The purpose of this study was to test the hypothesis that downslope treadmill walking decreases spinal excitability. Soleus H-reflexes were measured in sixteen adults on 3 days. Measurements were taken before and twice after 20 min of treadmill walking at 2.5 mph (starting at 10 and 45 min post). Participants walked on a different slope each day [level (Lv), upslope (Us) or downslope (Ds)]. The tibial nerve was electrically stimulated with a range of intensities to construct the M-response and H-reflex curves. Maximum evoked responses (Hmax and Mmax) and slopes of the ascending limbs (Hslp and Mslp) of the curves were evaluated. Rate-dependent depression (RDD) was measured as the % depression of the H-reflex when measured at a rate of 1.0 Hz versus 0.1 Hz.

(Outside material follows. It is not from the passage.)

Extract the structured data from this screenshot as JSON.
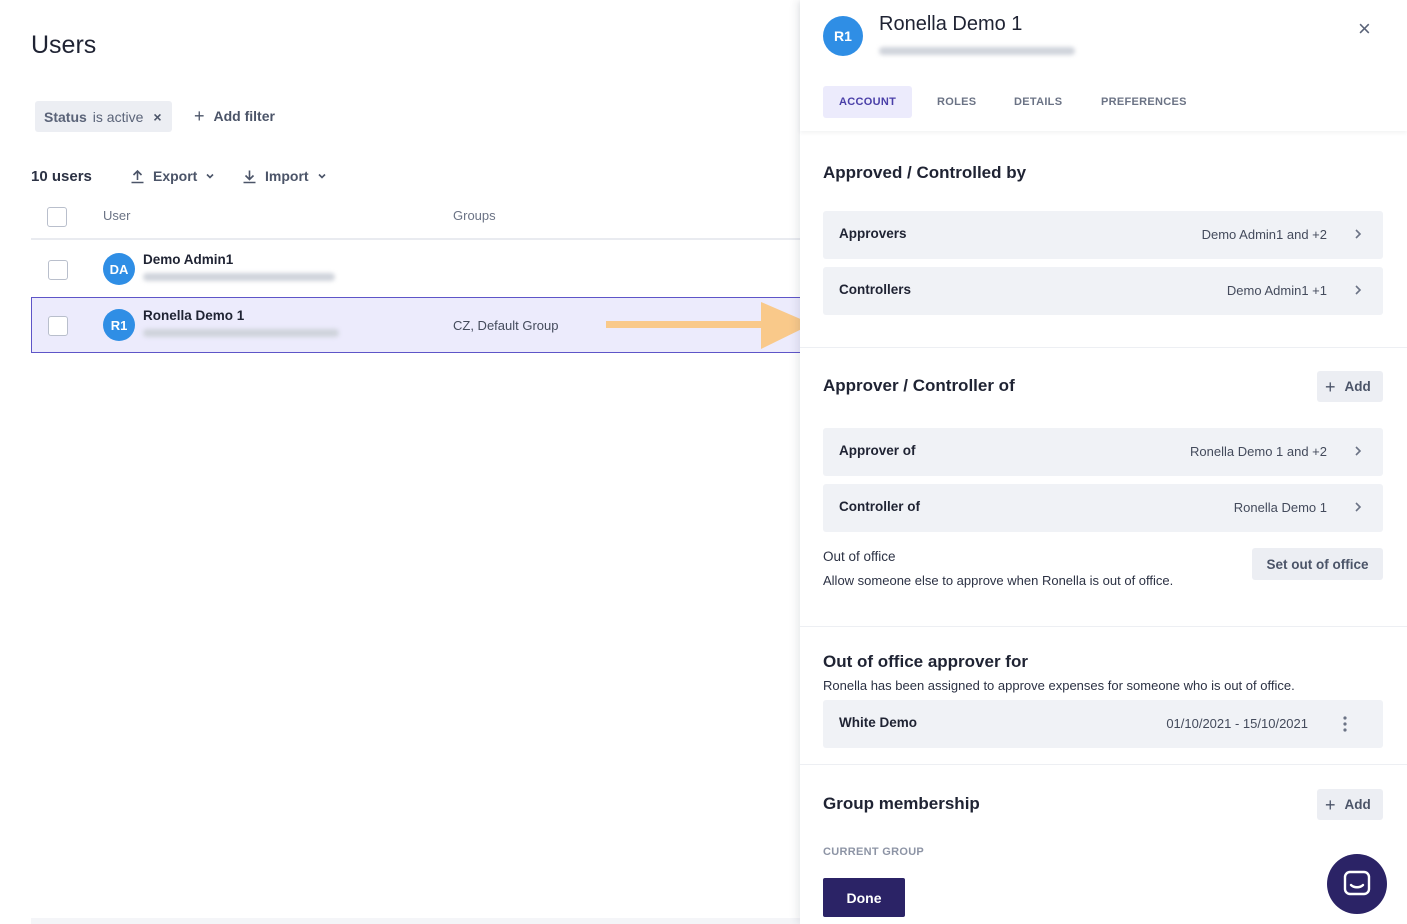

Heart rate (HR), blood pressure (BP), and ratings of perceived exertion (RPE) were measured during walking. Ds and Lv walking reduced the Hmax/Mmax ratio (P = 0.001 & P = 0.02), although the reduction was larger for Ds walking (29.3 ± 6.2% vs. 6.8 ± 5.2%, P = 0.02). The reduction associated with Ds walking was correlated with physical activity level as measured via questionnaire (r = -0.52, P = 0.04). Us walking caused an increase in the Hslp/Mslp ratio (P = 0.03) and a decrease in RDD (P = 0.04). These changes recovered by 45 min. Exercise HR and BP were highest during Us walking. RPE was greater during Ds and Us walking compared to Lv walking, but did not exceed "Fairly light" for Ds walking. In conclusion, in healthy adults treadmill walking has a short-term effect on soleus H-reflex excitability that is determined by the slope of the treadmill surface.